Document Type

Article

Department

Biological and Biomedical Sciences

Abstract

Background

Smokeless tobacco (ST) use is highly prevalent in the South Asian populations. While there have been a number of reports on association of ST consumption with cancer, very few studies have been conducted to investigate its relationship with cardiovascular disease. Hyperhomocysteinemia is a well-recognized risk factor for cardiovascular disease; however, its association with ST use has never been investigated. The objective of this study was to evaluate the relationship of ST use with hyperhomocysteinemia in an urban Pakistani population.

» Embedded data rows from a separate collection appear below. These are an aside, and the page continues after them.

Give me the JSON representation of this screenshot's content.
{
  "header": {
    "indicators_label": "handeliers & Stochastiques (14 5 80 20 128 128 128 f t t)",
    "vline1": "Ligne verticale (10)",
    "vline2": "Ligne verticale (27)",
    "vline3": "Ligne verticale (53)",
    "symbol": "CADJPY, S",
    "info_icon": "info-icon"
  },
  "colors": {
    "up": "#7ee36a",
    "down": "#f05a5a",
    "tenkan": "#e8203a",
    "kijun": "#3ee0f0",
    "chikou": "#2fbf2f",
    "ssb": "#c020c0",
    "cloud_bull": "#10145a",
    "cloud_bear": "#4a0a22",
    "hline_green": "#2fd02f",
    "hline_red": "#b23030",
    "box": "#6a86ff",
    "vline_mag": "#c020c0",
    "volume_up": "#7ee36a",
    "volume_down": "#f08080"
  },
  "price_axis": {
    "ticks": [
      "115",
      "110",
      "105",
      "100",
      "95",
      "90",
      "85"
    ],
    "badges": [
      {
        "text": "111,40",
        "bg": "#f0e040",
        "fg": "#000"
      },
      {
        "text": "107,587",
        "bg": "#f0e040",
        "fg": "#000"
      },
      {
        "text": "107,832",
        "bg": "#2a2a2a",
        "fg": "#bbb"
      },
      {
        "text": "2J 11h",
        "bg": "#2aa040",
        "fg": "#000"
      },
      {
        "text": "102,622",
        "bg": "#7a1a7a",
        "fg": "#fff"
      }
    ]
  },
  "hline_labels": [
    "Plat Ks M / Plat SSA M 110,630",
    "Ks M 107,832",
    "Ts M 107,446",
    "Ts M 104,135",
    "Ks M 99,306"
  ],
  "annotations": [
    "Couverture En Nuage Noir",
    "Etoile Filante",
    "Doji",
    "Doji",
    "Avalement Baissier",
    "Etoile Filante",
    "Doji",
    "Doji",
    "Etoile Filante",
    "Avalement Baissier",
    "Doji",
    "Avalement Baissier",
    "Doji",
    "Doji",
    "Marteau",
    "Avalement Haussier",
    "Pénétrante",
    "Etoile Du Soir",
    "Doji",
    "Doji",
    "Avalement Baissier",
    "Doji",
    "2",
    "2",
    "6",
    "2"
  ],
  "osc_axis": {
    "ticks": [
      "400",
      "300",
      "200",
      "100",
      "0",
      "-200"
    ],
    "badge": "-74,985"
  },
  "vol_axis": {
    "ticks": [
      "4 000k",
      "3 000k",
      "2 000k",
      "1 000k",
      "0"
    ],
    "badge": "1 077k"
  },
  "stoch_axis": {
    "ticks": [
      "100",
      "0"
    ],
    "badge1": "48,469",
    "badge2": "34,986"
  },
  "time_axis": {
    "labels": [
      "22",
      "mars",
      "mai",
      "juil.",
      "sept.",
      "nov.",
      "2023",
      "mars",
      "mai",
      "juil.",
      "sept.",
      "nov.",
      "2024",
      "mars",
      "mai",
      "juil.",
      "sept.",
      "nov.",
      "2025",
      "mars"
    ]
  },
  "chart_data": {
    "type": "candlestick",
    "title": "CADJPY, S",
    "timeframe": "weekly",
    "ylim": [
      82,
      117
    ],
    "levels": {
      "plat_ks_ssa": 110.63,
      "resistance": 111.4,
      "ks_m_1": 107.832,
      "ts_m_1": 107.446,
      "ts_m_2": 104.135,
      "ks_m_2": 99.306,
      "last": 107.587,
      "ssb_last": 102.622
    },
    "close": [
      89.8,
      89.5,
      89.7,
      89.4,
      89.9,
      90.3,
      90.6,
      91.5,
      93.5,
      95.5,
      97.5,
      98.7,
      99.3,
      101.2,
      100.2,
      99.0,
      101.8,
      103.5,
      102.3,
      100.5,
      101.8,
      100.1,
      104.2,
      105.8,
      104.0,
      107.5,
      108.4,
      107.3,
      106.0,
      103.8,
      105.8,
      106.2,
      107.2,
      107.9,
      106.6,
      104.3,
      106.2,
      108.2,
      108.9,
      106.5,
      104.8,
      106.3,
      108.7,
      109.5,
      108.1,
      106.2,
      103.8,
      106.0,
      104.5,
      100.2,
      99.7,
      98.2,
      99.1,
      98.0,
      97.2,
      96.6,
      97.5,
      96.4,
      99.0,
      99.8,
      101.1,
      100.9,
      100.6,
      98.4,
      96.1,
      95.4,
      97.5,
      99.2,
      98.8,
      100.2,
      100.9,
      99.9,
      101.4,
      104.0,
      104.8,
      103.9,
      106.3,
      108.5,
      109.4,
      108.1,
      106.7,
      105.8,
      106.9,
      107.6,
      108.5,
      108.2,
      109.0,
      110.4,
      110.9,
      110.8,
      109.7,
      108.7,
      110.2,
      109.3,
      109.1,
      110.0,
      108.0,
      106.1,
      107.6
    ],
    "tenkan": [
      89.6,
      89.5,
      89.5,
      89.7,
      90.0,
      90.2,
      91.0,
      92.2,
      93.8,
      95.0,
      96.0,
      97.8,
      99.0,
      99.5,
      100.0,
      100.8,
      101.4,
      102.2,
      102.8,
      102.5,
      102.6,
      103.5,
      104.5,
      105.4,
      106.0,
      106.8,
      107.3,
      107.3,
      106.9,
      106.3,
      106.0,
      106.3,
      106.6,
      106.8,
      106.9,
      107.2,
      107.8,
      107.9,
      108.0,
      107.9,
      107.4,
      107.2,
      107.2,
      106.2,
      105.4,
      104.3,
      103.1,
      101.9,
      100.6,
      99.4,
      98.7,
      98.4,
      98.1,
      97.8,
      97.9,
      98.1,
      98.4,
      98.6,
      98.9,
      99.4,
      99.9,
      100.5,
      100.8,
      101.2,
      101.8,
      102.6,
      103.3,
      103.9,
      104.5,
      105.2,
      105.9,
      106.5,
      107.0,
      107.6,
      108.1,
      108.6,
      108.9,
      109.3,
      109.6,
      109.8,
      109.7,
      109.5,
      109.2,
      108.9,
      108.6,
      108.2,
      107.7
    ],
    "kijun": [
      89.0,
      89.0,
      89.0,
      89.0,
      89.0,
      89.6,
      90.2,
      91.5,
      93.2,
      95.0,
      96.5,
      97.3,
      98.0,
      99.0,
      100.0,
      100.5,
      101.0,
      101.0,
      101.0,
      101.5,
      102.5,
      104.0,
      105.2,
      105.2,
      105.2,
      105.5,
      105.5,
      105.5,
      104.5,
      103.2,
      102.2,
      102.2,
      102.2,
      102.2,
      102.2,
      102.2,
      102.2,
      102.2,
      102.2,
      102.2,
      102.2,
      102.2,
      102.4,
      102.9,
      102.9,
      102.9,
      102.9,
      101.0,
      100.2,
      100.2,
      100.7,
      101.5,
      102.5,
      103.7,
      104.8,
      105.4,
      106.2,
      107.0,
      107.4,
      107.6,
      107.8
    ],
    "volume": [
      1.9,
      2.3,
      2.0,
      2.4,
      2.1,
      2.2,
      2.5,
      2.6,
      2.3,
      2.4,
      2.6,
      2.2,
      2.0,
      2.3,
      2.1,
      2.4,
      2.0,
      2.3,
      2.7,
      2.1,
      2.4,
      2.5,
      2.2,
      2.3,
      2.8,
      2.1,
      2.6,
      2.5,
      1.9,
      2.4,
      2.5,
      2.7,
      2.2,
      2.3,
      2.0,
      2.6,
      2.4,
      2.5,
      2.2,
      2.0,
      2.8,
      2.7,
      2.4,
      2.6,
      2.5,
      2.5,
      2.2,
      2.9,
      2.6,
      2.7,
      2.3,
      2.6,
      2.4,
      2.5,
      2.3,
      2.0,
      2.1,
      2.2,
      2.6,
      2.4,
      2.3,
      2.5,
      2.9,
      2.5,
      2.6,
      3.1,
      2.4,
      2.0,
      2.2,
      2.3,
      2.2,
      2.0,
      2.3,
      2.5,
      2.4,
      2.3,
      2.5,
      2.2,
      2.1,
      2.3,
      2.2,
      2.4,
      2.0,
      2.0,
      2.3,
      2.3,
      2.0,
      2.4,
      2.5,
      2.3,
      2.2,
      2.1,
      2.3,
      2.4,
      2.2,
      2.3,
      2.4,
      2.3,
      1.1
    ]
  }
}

Methodology/Principal Findings

In a cross-sectional study for assessment of risks of hyperhomocysteinemia, 872 healthy adults (355 males and 517 females of age range 18–60 years) were recruited from a low-income population in Karachi, Pakistan. A detailed questionnaire was administered which included information about smoking, non-smoking, use of ST alone (chewing as well as sniffing) and use of ST with betel nuts. Fasting serum/plasma levels of homocysteine, folate, vitamin B12 and pyridoxal phosphate (PLP; a coenzymic form of vitamin B6) were analyzed. In this population, 43.4% males and 15.5% females were found to be regular users of ST products. Laborers and vendors were the major ST consumers. Smoking was not found to be associated with plasma/serum concentrations of homocysteine, folate, vitamin B12 and PLP. However, homocysteine concentrations in the group which consumed ST alone and the group which consumed ST along with betel nut were significantly higher compared to the non-user group (17.7±7.5 µmol/L, 25.48 µmol/L vs. 11.95 µmol/L, respectively; p<0.01). Odds ratio for the association of hyperhomocysteinemia (>15 µmol/L) was 11-fold higher in the ST-consumer group compared to the non-user group, [OR (95%CI) =11.34 (7.58–16.96); p<0.001], when the model was adjusted for age, gender, folate and vitamin B12 status.

Conclusion

This study shows a positive association between ST consumption and hyperhomocysteinemia in a low-income urban Pakistani population.